Black-suited Steve had made it to the last set, but just to pick up Wendy. Patti, it turned out, was Peter the harmonicat’s squeeze and had lived in Fairfax since 1962.
I remember this place, she said, when it was a gas station.
The living link! I exclaimed. And the stories took off from there, not always in the direction I expected.
If the sisters weren’t sure before the busy evening about their celebratory mood — let alone the years they were celebrating — after, they were too beat. But by relentlessly emphasizing that it was Gary’s day, too — and offering to drive the folks home beforehand — I was finally able to lure/guilt them into joining Gary, George, Heather, Roni and me for a nightcap, a block away, at Nave’s.
Nave’s is a whole other trip — Volume II-V of the Fairfaxiad, at least — that I won’t fully engage now. Let’s just say it’s a hundred-year-old dive that was a dive a hundred years ago and opens daily at six a.m.
I’m pretty certain the sisters were a smidge subdued due to jonesing for Jack, Soy’s oldest and a real charmer, who’d just left for college in Santa Barbara. And since Sonia is much more than an aunt, more a co-mom, she was feeling it no less than big sis. But we got a couple of their favorite vodka drinks in them, and Eddie, the bar’s current owner (for 40 years), greeted them fondly — not as unforeseen lovelies in a late-night saloon, but as esteemed fellow Fairfax entrepreneurs — and eventually dropped a slightly slurry anecdote about how the big, loud guy with the cravat and blazer, but never a shirt, the longtime local character who has something to do with Hollywood and drives a sick 1963 Avanti, likes to come in Sunday mornings, command the barkeep to dial up channel 193 and perch on a stool into the p.m. watching, not football or basketball, but old movies.
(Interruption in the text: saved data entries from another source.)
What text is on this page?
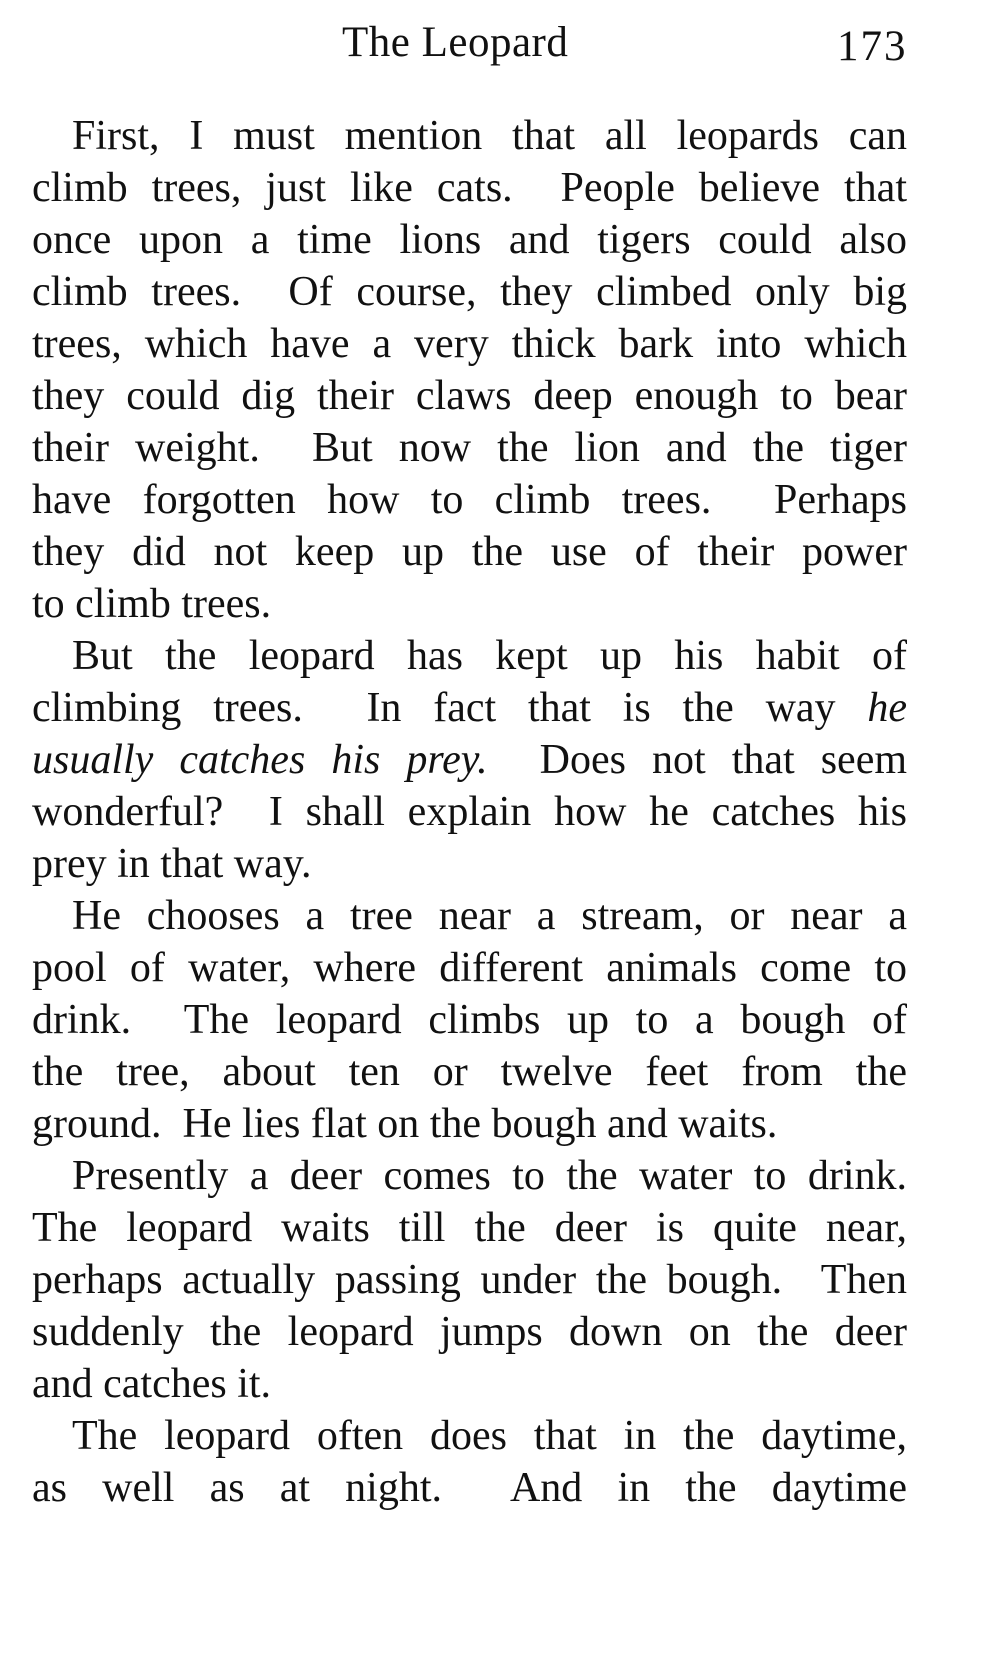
The Leopard	173
First, I must mention that all leopards can
climb trees, just like cats.  People believe that
once upon a time lions and tigers could also
climb trees.  Of course, they climbed only big
trees, which have a very thick bark into which
they could dig their claws deep enough to bear
their weight.  But now the lion and the tiger
have forgotten how to climb trees.  Perhaps
they did not keep up the use of their power
to climb trees.
But the leopard has kept up his habit of
climbing trees.  In fact that is the way he
usually catches his prey.  Does not that seem
wonderful?  I shall explain how he catches his
prey in that way.
He chooses a tree near a stream, or near a
pool of water, where different animals come to
drink.  The leopard climbs up to a bough of
the tree, about ten or twelve feet from the
ground.  He lies flat on the bough and waits.
Presently a deer comes to the water to drink.
The leopard waits till the deer is quite near,
perhaps actually passing under the bough.  Then
suddenly the leopard jumps down on the deer
and catches it.
The leopard often does that in the daytime,
as well as at night.  And in the daytime
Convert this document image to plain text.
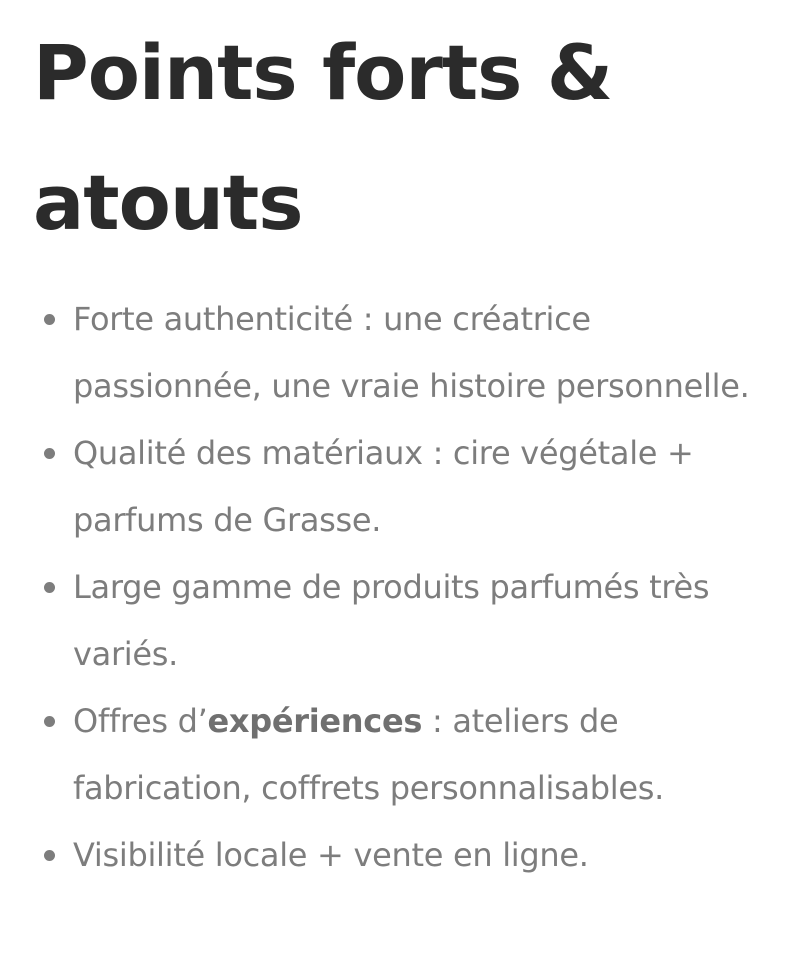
Points forts & atouts
Forte authenticité : une créatrice passionnée, une vraie histoire personnelle.
Qualité des matériaux : cire végétale + parfums de Grasse.
Large gamme de produits parfumés très variés.
Offres d’expériences : ateliers de fabrication, coffrets personnalisables.
Visibilité locale + vente en ligne.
Eventually the sorellas lightened up, and we chatted about the history of their restaurant and their history in restaurants. And then Roni and I started into some grilling of our own:
Wasn’t last year the thirteenth anniversary?!?
Chef Sonia has an endearing little-sisterish way of looking up from under her eyelashes when flummoxed, while Maitresse d’Hotel Soyara maintains a crisp, big-sisterish demeanor all the way till the moment she puts the back of her hand to her mouth and busts out laughing.
Which she did now, as her sister — and business partner of 13 or 14 years — leaned lovingly on her shoulder.